Monday, September 1, 2014

Book questions assumptions about earthworms

By Gary Sliworsky,
Ag rep, Emo

Earthworms are good, right?
Well, the following article by Anne Verhallen, soil management specialist with the Ontario Ministry of Agriculture, Food and Rural Affairs, outlines that it may depend upon where they are found:
A new earthworm book by Dr. Cindy Hale of the University of Minnesota questions our assumptions about earthworms and the good they do.
Ontario farmers and gardeners recognize earthworms, particularly the dew worm, as a sign of healthy, active soil. However, our earthworms are not native to Ontario; the last glacier wiped them out.

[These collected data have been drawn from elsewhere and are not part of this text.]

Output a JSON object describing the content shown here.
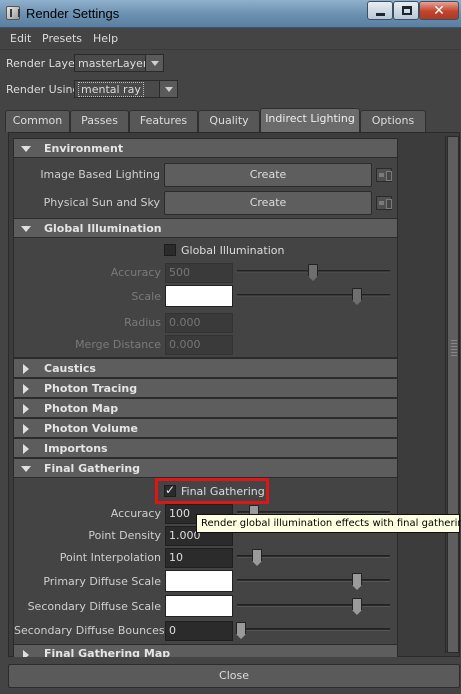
{
  "window": {
    "title": "Render Settings"
  },
  "menu": {
    "items": [
      "Edit",
      "Presets",
      "Help"
    ]
  },
  "render_layer": {
    "label": "Render Layer",
    "value": "masterLayer"
  },
  "render_using": {
    "label": "Render Using",
    "value": "mental ray"
  },
  "tabs": [
    "Common",
    "Passes",
    "Features",
    "Quality",
    "Indirect Lighting",
    "Options"
  ],
  "active_tab": "Indirect Lighting",
  "environment": {
    "header": "Environment",
    "ibl_label": "Image Based Lighting",
    "ibl_button": "Create",
    "sun_label": "Physical Sun and Sky",
    "sun_button": "Create"
  },
  "gi": {
    "header": "Global Illumination",
    "checkbox_label": "Global Illumination",
    "checked": false,
    "accuracy_label": "Accuracy",
    "accuracy_value": "500",
    "scale_label": "Scale",
    "radius_label": "Radius",
    "radius_value": "0.000",
    "merge_label": "Merge Distance",
    "merge_value": "0.000"
  },
  "collapsed_sections": [
    "Caustics",
    "Photon Tracing",
    "Photon Map",
    "Photon Volume",
    "Importons"
  ],
  "fg": {
    "header": "Final Gathering",
    "checkbox_label": "Final Gathering",
    "checked": true,
    "accuracy_label": "Accuracy",
    "accuracy_value": "100",
    "point_density_label": "Point Density",
    "point_density_value": "1.000",
    "point_interp_label": "Point Interpolation",
    "point_interp_value": "10",
    "primary_diffuse_label": "Primary Diffuse Scale",
    "secondary_diffuse_label": "Secondary Diffuse Scale",
    "secondary_bounces_label": "Secondary Diffuse Bounces",
    "secondary_bounces_value": "0"
  },
  "next_section": "Final Gathering Map",
  "tooltip": "Render global illumination effects with final gathering.",
  "close_button": "Close"
}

The forested area of the Great Lakes developed without earthworms. Our current population of earthworms was brought here by pioneers and immigration, mostly from Europe.

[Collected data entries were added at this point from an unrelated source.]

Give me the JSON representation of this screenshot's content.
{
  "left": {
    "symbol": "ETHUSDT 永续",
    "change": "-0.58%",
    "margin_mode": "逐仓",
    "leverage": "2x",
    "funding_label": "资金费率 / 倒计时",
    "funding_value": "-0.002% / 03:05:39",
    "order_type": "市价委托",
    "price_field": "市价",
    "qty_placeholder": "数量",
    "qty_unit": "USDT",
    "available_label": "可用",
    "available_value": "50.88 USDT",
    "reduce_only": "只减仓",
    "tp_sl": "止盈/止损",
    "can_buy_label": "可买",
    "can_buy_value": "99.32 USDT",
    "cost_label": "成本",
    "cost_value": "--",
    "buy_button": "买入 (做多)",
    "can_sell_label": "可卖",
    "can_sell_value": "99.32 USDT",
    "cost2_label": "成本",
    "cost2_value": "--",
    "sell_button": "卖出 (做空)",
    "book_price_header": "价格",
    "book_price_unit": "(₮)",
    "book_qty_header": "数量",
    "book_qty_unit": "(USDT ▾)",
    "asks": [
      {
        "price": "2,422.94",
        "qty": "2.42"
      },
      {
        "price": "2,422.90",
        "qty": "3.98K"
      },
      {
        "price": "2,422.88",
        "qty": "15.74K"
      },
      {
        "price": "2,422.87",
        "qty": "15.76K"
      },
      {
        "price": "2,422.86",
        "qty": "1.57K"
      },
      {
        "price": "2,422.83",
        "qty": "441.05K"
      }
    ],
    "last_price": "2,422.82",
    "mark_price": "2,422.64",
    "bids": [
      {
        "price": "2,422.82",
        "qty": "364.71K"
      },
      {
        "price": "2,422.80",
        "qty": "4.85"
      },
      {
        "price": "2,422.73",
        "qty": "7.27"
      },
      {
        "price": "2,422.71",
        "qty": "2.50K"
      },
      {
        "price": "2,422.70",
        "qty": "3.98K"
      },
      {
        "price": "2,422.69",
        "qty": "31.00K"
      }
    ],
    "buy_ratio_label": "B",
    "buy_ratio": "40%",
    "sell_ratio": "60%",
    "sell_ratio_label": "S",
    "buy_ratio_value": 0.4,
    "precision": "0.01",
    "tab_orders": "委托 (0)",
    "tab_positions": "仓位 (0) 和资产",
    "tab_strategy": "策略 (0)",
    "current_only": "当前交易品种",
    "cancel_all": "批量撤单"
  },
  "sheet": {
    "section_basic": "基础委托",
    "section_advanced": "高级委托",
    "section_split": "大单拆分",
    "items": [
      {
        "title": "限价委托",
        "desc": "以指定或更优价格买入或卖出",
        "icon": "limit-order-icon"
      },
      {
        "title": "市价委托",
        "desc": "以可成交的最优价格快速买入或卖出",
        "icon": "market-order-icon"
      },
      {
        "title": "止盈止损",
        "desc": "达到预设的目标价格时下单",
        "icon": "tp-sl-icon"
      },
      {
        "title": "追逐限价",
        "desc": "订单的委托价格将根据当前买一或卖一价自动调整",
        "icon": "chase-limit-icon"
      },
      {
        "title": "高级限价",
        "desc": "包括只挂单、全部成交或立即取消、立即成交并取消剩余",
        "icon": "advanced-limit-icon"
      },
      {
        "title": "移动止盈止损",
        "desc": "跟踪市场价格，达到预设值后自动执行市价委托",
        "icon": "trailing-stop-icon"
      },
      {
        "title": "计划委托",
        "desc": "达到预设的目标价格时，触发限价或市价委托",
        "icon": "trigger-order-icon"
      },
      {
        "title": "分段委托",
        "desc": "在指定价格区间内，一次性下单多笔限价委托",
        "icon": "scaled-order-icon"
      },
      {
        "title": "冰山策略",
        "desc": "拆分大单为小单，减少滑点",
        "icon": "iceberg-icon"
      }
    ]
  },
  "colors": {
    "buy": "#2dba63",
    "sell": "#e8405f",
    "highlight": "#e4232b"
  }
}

Earthworms do help to decompose organic matter, cycle nutrients, stabilize aggregates, and, particularly in the case of dew worms, improve air and water drainage. These are all important for farm fields.
However, in the forested areas, their ability to feed on leaf litter and other organic residues on the soil surface is destructive.

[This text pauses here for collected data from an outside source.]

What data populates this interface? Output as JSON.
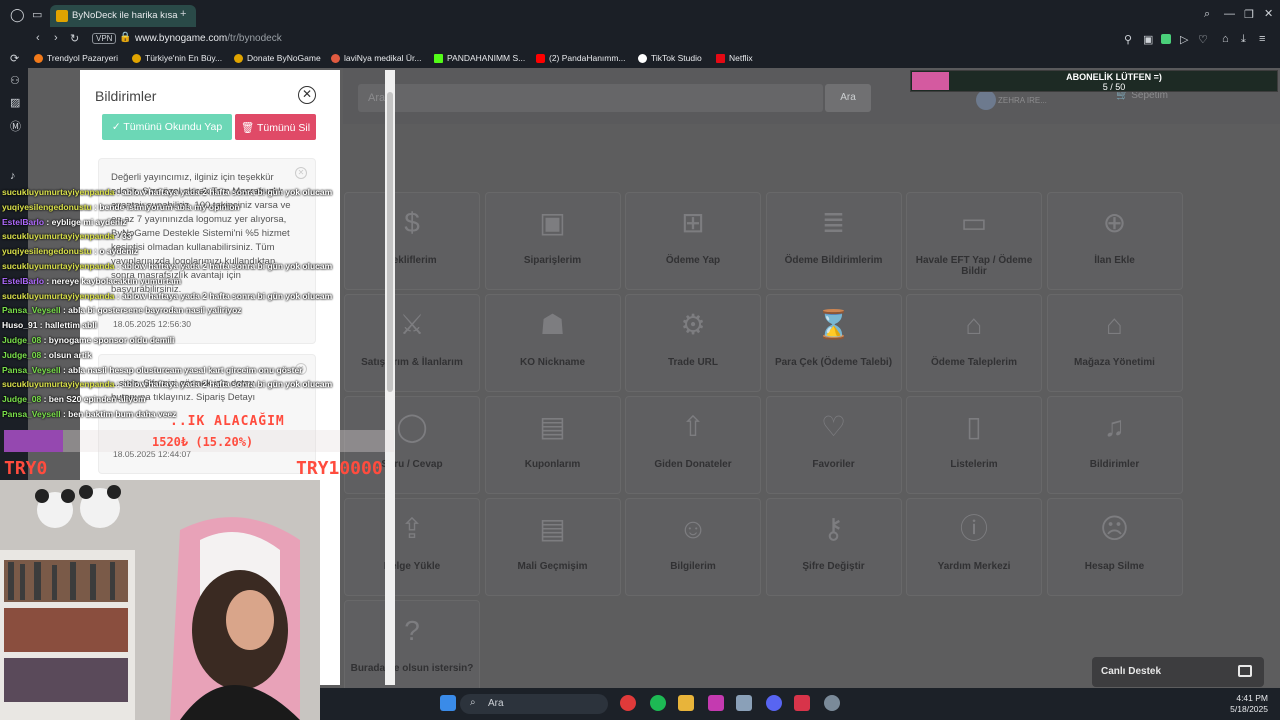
{
  "browser": {
    "tab_title": "ByNoDeck ile harika kısa",
    "vpn_label": "VPN",
    "url_host": "www.bynogame.com",
    "url_path": "/tr/bynodeck",
    "bookmarks": [
      {
        "label": "Trendyol Pazaryeri",
        "icon": "trendyol-icon",
        "color": "#f27a1a"
      },
      {
        "label": "Türkiye'nin En Büy...",
        "icon": "bynogame-icon",
        "color": "#e0a400"
      },
      {
        "label": "Donate ByNoGame",
        "icon": "bynogame-icon",
        "color": "#e0a400"
      },
      {
        "label": "laviNya medikal Ür...",
        "icon": "lavinya-icon",
        "color": "#e05a40"
      },
      {
        "label": "PANDAHANIMM S...",
        "icon": "kick-icon",
        "color": "#53fc18"
      },
      {
        "label": "(2) PandaHanımm...",
        "icon": "youtube-icon",
        "color": "#ff0000"
      },
      {
        "label": "TikTok Studio",
        "icon": "tiktok-icon",
        "color": "#ffffff"
      },
      {
        "label": "Netflix",
        "icon": "netflix-icon",
        "color": "#e50914"
      }
    ]
  },
  "page": {
    "search_placeholder": "Ara...",
    "search_button": "Ara",
    "user_name": "ZEHRA IRE...",
    "cart_label": "Sepetim",
    "grid": [
      {
        "label": "Tekliflerim",
        "icon": "hand-money-icon"
      },
      {
        "label": "Siparişlerim",
        "icon": "box-icon"
      },
      {
        "label": "Ödeme Yap",
        "icon": "folder-add-icon"
      },
      {
        "label": "Ödeme Bildirimlerim",
        "icon": "receipt-icon"
      },
      {
        "label": "Havale EFT Yap / Ödeme Bildir",
        "icon": "card-edit-icon"
      },
      {
        "label": "İlan Ekle",
        "icon": "plus-circle-icon"
      },
      {
        "label": "Satışlarım & İlanlarım",
        "icon": "sword-icon"
      },
      {
        "label": "KO Nickname",
        "icon": "helmet-icon"
      },
      {
        "label": "Trade URL",
        "icon": "steam-icon"
      },
      {
        "label": "Para Çek (Ödeme Talebi)",
        "icon": "money-hourglass-icon"
      },
      {
        "label": "Ödeme Taleplerim",
        "icon": "bank-hourglass-icon"
      },
      {
        "label": "Mağaza Yönetimi",
        "icon": "store-gear-icon"
      },
      {
        "label": "Soru / Cevap",
        "icon": "chat-bubble-icon"
      },
      {
        "label": "Kuponlarım",
        "icon": "gift-icon"
      },
      {
        "label": "Giden Donateler",
        "icon": "arrow-up-circle-icon"
      },
      {
        "label": "Favoriler",
        "icon": "heart-icon"
      },
      {
        "label": "Listelerim",
        "icon": "bookmark-icon"
      },
      {
        "label": "Bildirimler",
        "icon": "bell-icon"
      },
      {
        "label": "Belge Yükle",
        "icon": "file-upload-icon"
      },
      {
        "label": "Mali Geçmişim",
        "icon": "document-icon"
      },
      {
        "label": "Bilgilerim",
        "icon": "user-gear-icon"
      },
      {
        "label": "Şifre Değiştir",
        "icon": "key-icon"
      },
      {
        "label": "Yardım Merkezi",
        "icon": "info-icon"
      },
      {
        "label": "Hesap Silme",
        "icon": "user-remove-icon"
      },
      {
        "label": "Burada ne olsun istersin?",
        "icon": "question-icon"
      }
    ],
    "live_support": "Canlı Destek"
  },
  "notifications": {
    "title": "Bildirimler",
    "mark_all_read": "✓ Tümünü Okundu Yap",
    "delete_all": "🗑 Tümünü Sil",
    "items": [
      {
        "text": "Değerli yayıncımız, ilginiz için teşekkür ederiz. Size özel olarak Tam Masrafsızlık avantajı sunabiliriz. 100 takipçiniz varsa ve en az 7 yayınınızda logomuz yer alıyorsa, ByNoGame Destekle Sistemi'ni %5 hizmet kesintisi olmadan kullanabilirsiniz. Tüm yayınlarınızda logolarımızı kullandıktan sonra masrafsızlık avantajı için başvurabilirsiniz.",
        "date": "18.05.2025 12:56:30"
      },
      {
        "text": "...siniz. Şifrenizi görmek için detay butonuna tıklayınız. Sipariş Detayı",
        "date": "18.05.2025 12:44:07"
      }
    ]
  },
  "overlay": {
    "sub_goal_title": "ABONELİK LÜTFEN =)",
    "sub_goal_count": "5 / 50",
    "sub_goal_progress": 0.1,
    "donation_title": "..IK ALACAĞIM",
    "donation_amount": "1520₺ (15.20%)",
    "donation_progress": 0.152,
    "donation_min": "TRY0",
    "donation_max": "TRY10000",
    "chat": [
      {
        "name": "sucukluyumurtayiyenpanda",
        "msg": "ablow haftaya yada 2 hafta sonra bi gün yok olucam",
        "cls": "y"
      },
      {
        "name": "yuqiyesilengedonustu",
        "msg": "bende istmiyorum abla my opinion",
        "cls": "y"
      },
      {
        "name": "EstelBarlo",
        "msg": "eyblige mi aydeniz",
        "cls": "p"
      },
      {
        "name": "sucukluyumurtayiyenpanda",
        "msg": "33",
        "cls": "y"
      },
      {
        "name": "yuqiyesilengedonustu",
        "msg": "o aydeniz",
        "cls": "y"
      },
      {
        "name": "sucukluyumurtayiyenpanda",
        "msg": "ablow haftaya yada 2 hafta sonra bi gün yok olucam",
        "cls": "y"
      },
      {
        "name": "EstelBarlo",
        "msg": "nereye kaybolacaktın yumurtam",
        "cls": "p"
      },
      {
        "name": "sucukluyumurtayiyenpanda",
        "msg": "ablow haftaya yada 2 hafta sonra bi gün yok olucam",
        "cls": "y"
      },
      {
        "name": "Pansa_Veysell",
        "msg": "abla bi gostersene bayrodan nasil yaliriyoz",
        "cls": ""
      },
      {
        "name": "Huso_91",
        "msg": "hallettim abll",
        "cls": "w"
      },
      {
        "name": "Judge_08",
        "msg": "bynogame sponsor oldu demili",
        "cls": ""
      },
      {
        "name": "Judge_08",
        "msg": "olsun artik",
        "cls": ""
      },
      {
        "name": "Pansa_Veysell",
        "msg": "abla nasil hesap olusturcam yasal kart girceim onu göster",
        "cls": ""
      },
      {
        "name": "sucukluyumurtayiyenpanda",
        "msg": "ablow haftaya yada 2 hafta sonra bi gün yok olucam",
        "cls": "y"
      },
      {
        "name": "Judge_08",
        "msg": "ben S20 epinden aliyom",
        "cls": ""
      },
      {
        "name": "Pansa_Veysell",
        "msg": "ben baktim bum daha veez",
        "cls": ""
      }
    ]
  },
  "taskbar": {
    "search_label": "Ara",
    "time": "4:41 PM",
    "date": "5/18/2025"
  }
}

Recreational fishing gets much of the blame. Leftover bait earthworms are dumped on the side of streams and rivers, allowing the earthworms access to the forested areas and the large amounts of leaf litter on the forest floor.
Hale’s book, “Earthworms of the Great Lakes,” looks at earthworms in the ecosystem and features beautiful colour pictures to help key out which earthworm you are looking at.
The book is an interesting discussion and a good reference on earthworm life cycle, feeding activity, and species.
For more information on invasive earthworms, check out http://greatlakeswormwatch.org/
Or if you are interested in getting a copy of the book, visit http://greatlakeswormwatch.org/educator/book.html
Some earthworm facts:
•Canadian bait worm exports to the U.S. are valued at roughly $110 million per year;
•There are no native earthworms in Ontario, the glaciers wiped out all the native earthworms about 10,000 years ago;
•Earthworms can move and colonize a field at the rate of just over 1.5 metres (five feet) a year;
•Earthworms were named the most successful species in the history of the world, based upon geographic spread, impact on ecology, and diversity;
•Once hatched, earthworms take 50-75 weeks to reach maturity; and
•Earthworms breathe through their skin.